It's time to unpick the Tories' misleading environmental promises.
Natalie Bennett is a Green Party peer and a Contributing Editor to Left Foot Forward.
On Times Radio this week, I was asked if environment secretary George Eustice’s new plans for nature were ‘ambitious’. I had to respond that was just about the last adjective I would have used.
Nonetheless, the minister’s speech was powerful evidence that campaigning works. Two of its offerings – on a 2030 ‘state of nature’ target and a 2024 end to use of peat in garden compost – reflect the foci of massive efforts in campaigning. More than 160,000 people have signed the petition calling for an end to natural decline, in a drive coordinated by Wildlife and Countryside Link and backed by all the large nature NGOs.
The peat campaign has seen many celebrities, particularly importantly gardeners and the Royal Horticultural Society, speaking out about the wholly unnecessary damage being done by the destruction of peatlands for compost.
But that doesn’t mean campaigners can now sit back and rest on their laurels. We’ve learnt again and again from this government that when it comes to nature and the environment, it will be aiming for maximum splash from the announcement, but minimum impact in the action.
That’s true of plastics. Our minimal ban on stirrers, straws and cotton buds that came into force last year was not ‘world-leading’, as the government mechanically claims about every action, but behind the European Union’s more extensive ban. It is also far from the ban on single-use plastics needed.
For peat’s sake
On upland peat, a so-called ‘ban’ is nothing of the sort, protecting only 40% of this fragile, precious landscape. It will leave 213,000 hectares to the ‘mercy’ of the driven grouse shooters, who’ll continue to be able to destroy carbon stores, inflict air pollution and increased flooding risk on their communities, and fry huge numbers of wild animals.

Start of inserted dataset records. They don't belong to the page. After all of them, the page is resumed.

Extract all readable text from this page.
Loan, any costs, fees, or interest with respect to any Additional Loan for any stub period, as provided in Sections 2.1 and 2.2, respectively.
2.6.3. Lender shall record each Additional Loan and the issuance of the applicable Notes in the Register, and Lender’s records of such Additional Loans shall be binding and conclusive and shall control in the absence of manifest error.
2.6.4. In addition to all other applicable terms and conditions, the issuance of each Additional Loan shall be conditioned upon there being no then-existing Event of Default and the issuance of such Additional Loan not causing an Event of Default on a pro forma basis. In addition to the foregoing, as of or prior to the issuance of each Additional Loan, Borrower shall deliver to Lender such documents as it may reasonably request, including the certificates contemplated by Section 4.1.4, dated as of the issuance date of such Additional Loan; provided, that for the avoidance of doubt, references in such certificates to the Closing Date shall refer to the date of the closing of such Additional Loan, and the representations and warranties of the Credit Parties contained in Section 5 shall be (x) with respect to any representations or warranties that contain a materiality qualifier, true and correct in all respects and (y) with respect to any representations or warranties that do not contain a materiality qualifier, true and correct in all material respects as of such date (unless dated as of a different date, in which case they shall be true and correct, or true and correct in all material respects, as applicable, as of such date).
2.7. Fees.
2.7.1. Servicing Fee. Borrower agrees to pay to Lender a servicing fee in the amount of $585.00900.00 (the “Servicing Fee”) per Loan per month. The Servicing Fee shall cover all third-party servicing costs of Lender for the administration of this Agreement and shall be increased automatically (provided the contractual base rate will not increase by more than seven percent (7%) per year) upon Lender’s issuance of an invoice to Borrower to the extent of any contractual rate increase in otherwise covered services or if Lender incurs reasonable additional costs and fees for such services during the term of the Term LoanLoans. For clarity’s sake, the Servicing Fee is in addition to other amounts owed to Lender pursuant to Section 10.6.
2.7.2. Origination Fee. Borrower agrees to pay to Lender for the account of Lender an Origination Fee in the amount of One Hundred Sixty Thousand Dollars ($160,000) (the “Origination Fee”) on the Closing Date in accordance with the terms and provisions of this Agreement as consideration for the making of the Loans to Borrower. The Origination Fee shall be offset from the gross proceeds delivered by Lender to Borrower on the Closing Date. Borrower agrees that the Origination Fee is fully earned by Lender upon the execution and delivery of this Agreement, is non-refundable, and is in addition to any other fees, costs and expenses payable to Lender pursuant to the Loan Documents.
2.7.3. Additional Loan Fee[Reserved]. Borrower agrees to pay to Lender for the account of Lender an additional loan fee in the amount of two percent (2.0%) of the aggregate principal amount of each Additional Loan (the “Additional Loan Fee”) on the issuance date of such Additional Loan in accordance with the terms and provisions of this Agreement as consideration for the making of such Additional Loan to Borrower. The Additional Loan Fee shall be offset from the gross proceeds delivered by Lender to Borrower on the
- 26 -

All so there can be more grouse to shoot on the Inglorious Twelfth.
There was bemusement that there would be yet another consultation before the implementation of the ban. Given that back in 2010 it was agreed peat compost would be phased out by 2020, these issues have been extraordinarily well-explored. Consultation instead of action (we might call it a disease of consultationitis) – see the bottle-deposit scheme for England that is now, possibly, maybe, going to come into action in 2024 – is this government’s pattern.
There’s also concern that an offer to restore 35,000 hectares of degraded upland peat is not nearly the scale of action the climate emergency and nature crisis demand. The Wildlife Trusts described the announcement as disappointing and are calling for all upland peat and a quarter of lowland to be restored.

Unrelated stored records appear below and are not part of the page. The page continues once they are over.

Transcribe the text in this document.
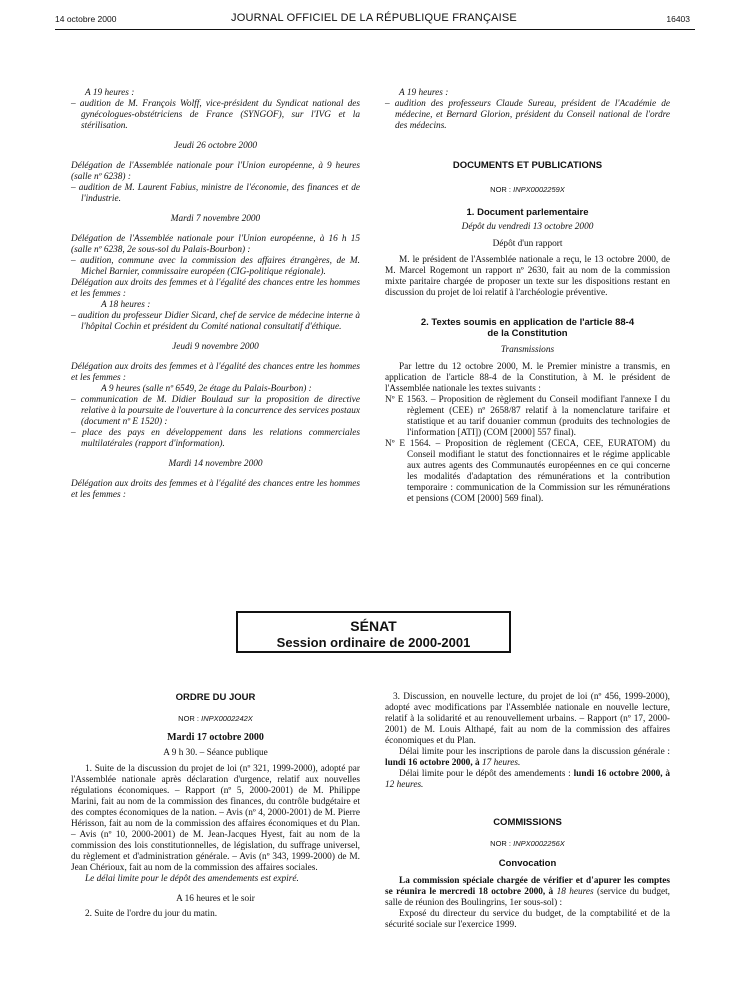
14 octobre 2000	JOURNAL OFFICIEL DE LA RÉPUBLIQUE FRANÇAISE	16403

A 19 heures :

– audition de M. François Wolff, vice-président du Syndicat national des gynécologues-obstétriciens de France (SYNGOF), sur l'IVG et la stérilisation.

Jeudi 26 octobre 2000

Délégation de l'Assemblée nationale pour l'Union européenne, à 9 heures (salle nº 6238) :

– audition de M. Laurent Fabius, ministre de l'économie, des finances et de l'industrie.

Mardi 7 novembre 2000

Délégation de l'Assemblée nationale pour l'Union européenne, à 16 h 15 (salle nº 6238, 2e sous-sol du Palais-Bourbon) :

– audition, commune avec la commission des affaires étrangères, de M. Michel Barnier, commissaire européen (CIG-politique régionale).

Délégation aux droits des femmes et à l'égalité des chances entre les hommes et les femmes :

A 18 heures :

– audition du professeur Didier Sicard, chef de service de médecine interne à l'hôpital Cochin et président du Comité national consultatif d'éthique.

Jeudi 9 novembre 2000

Délégation aux droits des femmes et à l'égalité des chances entre les hommes et les femmes :

A 9 heures (salle nº 6549, 2e étage du Palais-Bourbon) :

– communication de M. Didier Boulaud sur la proposition de directive relative à la poursuite de l'ouverture à la concurrence des services postaux (document nº E 1520) :

– place des pays en développement dans les relations commerciales multilatérales (rapport d'information).

Mardi 14 novembre 2000

Délégation aux droits des femmes et à l'égalité des chances entre les hommes et les femmes :

A 19 heures :

– audition des professeurs Claude Sureau, président de l'Académie de médecine, et Bernard Glorion, président du Conseil national de l'ordre des médecins.

DOCUMENTS ET PUBLICATIONS

NOR : INPX0002259X

1. Document parlementaire

Dépôt du vendredi 13 octobre 2000

Dépôt d'un rapport

M. le président de l'Assemblée nationale a reçu, le 13 octobre 2000, de M. Marcel Rogemont un rapport nº 2630, fait au nom de la commission mixte paritaire chargée de proposer un texte sur les dispositions restant en discussion du projet de loi relatif à l'archéologie préventive.

2. Textes soumis en application de l'article 88-4

de la Constitution

Transmissions

Par lettre du 12 octobre 2000, M. le Premier ministre a transmis, en application de l'article 88-4 de la Constitution, à M. le président de l'Assemblée nationale les textes suivants :

Nº E 1563. – Proposition de règlement du Conseil modifiant l'annexe I du règlement (CEE) nº 2658/87 relatif à la nomenclature tarifaire et statistique et au tarif douanier commun (produits des technologies de l'information [ATI]) (COM [2000] 557 final).

Nº E 1564. – Proposition de règlement (CECA, CEE, EURATOM) du Conseil modifiant le statut des fonctionnaires et le régime applicable aux autres agents des Communautés européennes en ce qui concerne les modalités d'adaptation des rémunérations et la contribution temporaire : communication de la Commission sur les rémunérations et pensions (COM [2000] 569 final).

SÉNAT
Session ordinaire de 2000-2001

ORDRE DU JOUR

NOR : INPX0002242X

Mardi 17 octobre 2000

A 9 h 30. – Séance publique

1. Suite de la discussion du projet de loi (nº 321, 1999-2000), adopté par l'Assemblée nationale après déclaration d'urgence, relatif aux nouvelles régulations économiques. – Rapport (nº 5, 2000-2001) de M. Philippe Marini, fait au nom de la commission des finances, du contrôle budgétaire et des comptes économiques de la nation. – Avis (nº 4, 2000-2001) de M. Pierre Hérisson, fait au nom de la commission des affaires économiques et du Plan. – Avis (nº 10, 2000-2001) de M. Jean-Jacques Hyest, fait au nom de la commission des lois constitutionnelles, de législation, du suffrage universel, du règlement et d'administration générale. – Avis (nº 343, 1999-2000) de M. Jean Chérioux, fait au nom de la commission des affaires sociales.

Le délai limite pour le dépôt des amendements est expiré.

A 16 heures et le soir

2. Suite de l'ordre du jour du matin.

3. Discussion, en nouvelle lecture, du projet de loi (nº 456, 1999-2000), adopté avec modifications par l'Assemblée nationale en nouvelle lecture, relatif à la solidarité et au renouvellement urbains. – Rapport (nº 17, 2000-2001) de M. Louis Althapé, fait au nom de la commission des affaires économiques et du Plan.

Délai limite pour les inscriptions de parole dans la discussion générale : lundi 16 octobre 2000, à 17 heures.

Délai limite pour le dépôt des amendements : lundi 16 octobre 2000, à 12 heures.

COMMISSIONS

NOR : INPX0002256X

Convocation

La commission spéciale chargée de vérifier et d'apurer les comptes se réunira le mercredi 18 octobre 2000, à 18 heures (service du budget, salle de réunion des Boulingrins, 1er sous-sol) :

Exposé du directeur du service du budget, de la comptabilité et de la sécurité sociale sur l'exercice 1999.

Much else apparently good in the announcement slides away into the bins labelled ‘inadequate’ and ‘unclear’. As Green MP Caroline Lucas pointed out, the long-awaited tree planting pledge is only one quarter of what is needed at even a basic level.

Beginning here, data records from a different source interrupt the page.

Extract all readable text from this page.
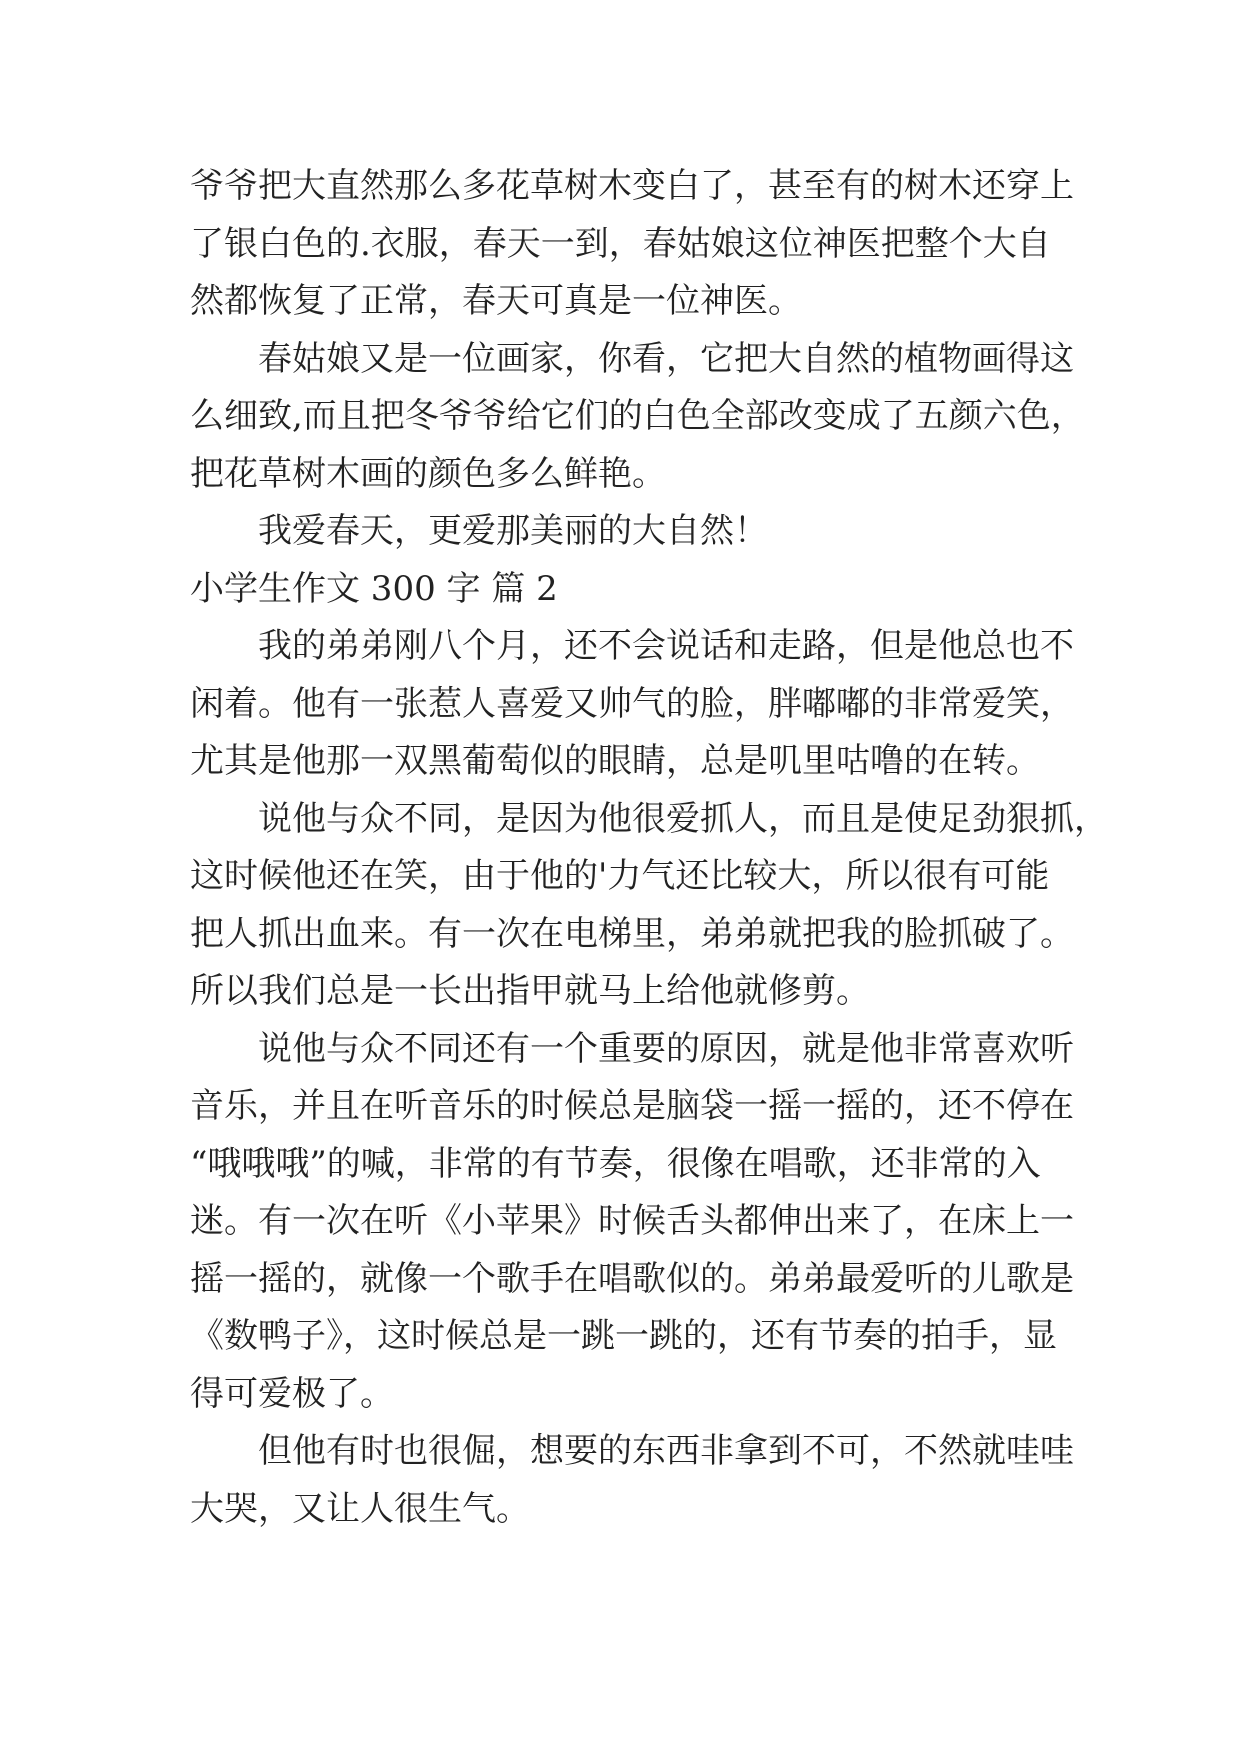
爷爷把大直然那么多花草树木变白了，甚至有的树木还穿上
了银白色的.衣服，春天一到，春姑娘这位神医把整个大自
然都恢复了正常，春天可真是一位神医。
春姑娘又是一位画家，你看，它把大自然的植物画得这
么细致,而且把冬爷爷给它们的白色全部改变成了五颜六色，
把花草树木画的颜色多么鲜艳。
我爱春天，更爱那美丽的大自然！
小学生作文 300 字 篇 2
我的弟弟刚八个月，还不会说话和走路，但是他总也不
闲着。他有一张惹人喜爱又帅气的脸，胖嘟嘟的非常爱笑，
尤其是他那一双黑葡萄似的眼睛，总是叽里咕噜的在转。
说他与众不同，是因为他很爱抓人，而且是使足劲狠抓，
这时候他还在笑，由于他的'力气还比较大，所以很有可能
把人抓出血来。有一次在电梯里，弟弟就把我的脸抓破了。
所以我们总是一长出指甲就马上给他就修剪。
说他与众不同还有一个重要的原因，就是他非常喜欢听
音乐，并且在听音乐的时候总是脑袋一摇一摇的，还不停在
“哦哦哦”的喊，非常的有节奏，很像在唱歌，还非常的入
迷。有一次在听《小苹果》时候舌头都伸出来了，在床上一
摇一摇的，就像一个歌手在唱歌似的。弟弟最爱听的儿歌是
《数鸭子》，这时候总是一跳一跳的，还有节奏的拍手，显
得可爱极了。
但他有时也很倔，想要的东西非拿到不可，不然就哇哇
大哭，又让人很生气。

And there’s much concern from campaigners that this has to be ‘the right tree in the right place’. Shoving in saplings in random pieces of ground, or planting expansive monoculture plantations for wood production, is not going to deliver what is needed for nature, climate or communities.
There’s also odd elements of George Eustice’s speech, that add to the impression of it being a hastily assembled set of tick boxes. There’s a nod to the growing public passion for rewilding and re-introduction of lost species. But the only species mentioned, wildcats, is an odd choice, when real progress is being made on pine martens and beavers (even if the latter is controversial in some quarters).
The suggestion of restoring the golden eagle to England is also kick in the teeth to raptor-lovers, conjuring up immediately the awful, desperately sad image from Scotland of the magnificent creature, collapsed beside the deliberately laid bait that killed it, earlier this month.
After the speech, news came out that two male hen harriers had disappeared in suspicious circumstances in Cumbria. These are likely just further cases of the persecution of raptors closely associated with the ‘industry’ of driven grouse shooting.
The Defra Secretary claimed that the government is making protecting nature a ‘pillar’ of its work. Instead, this is a ‘pillar’ built of crumbling sandstone, thrown together with careless hands.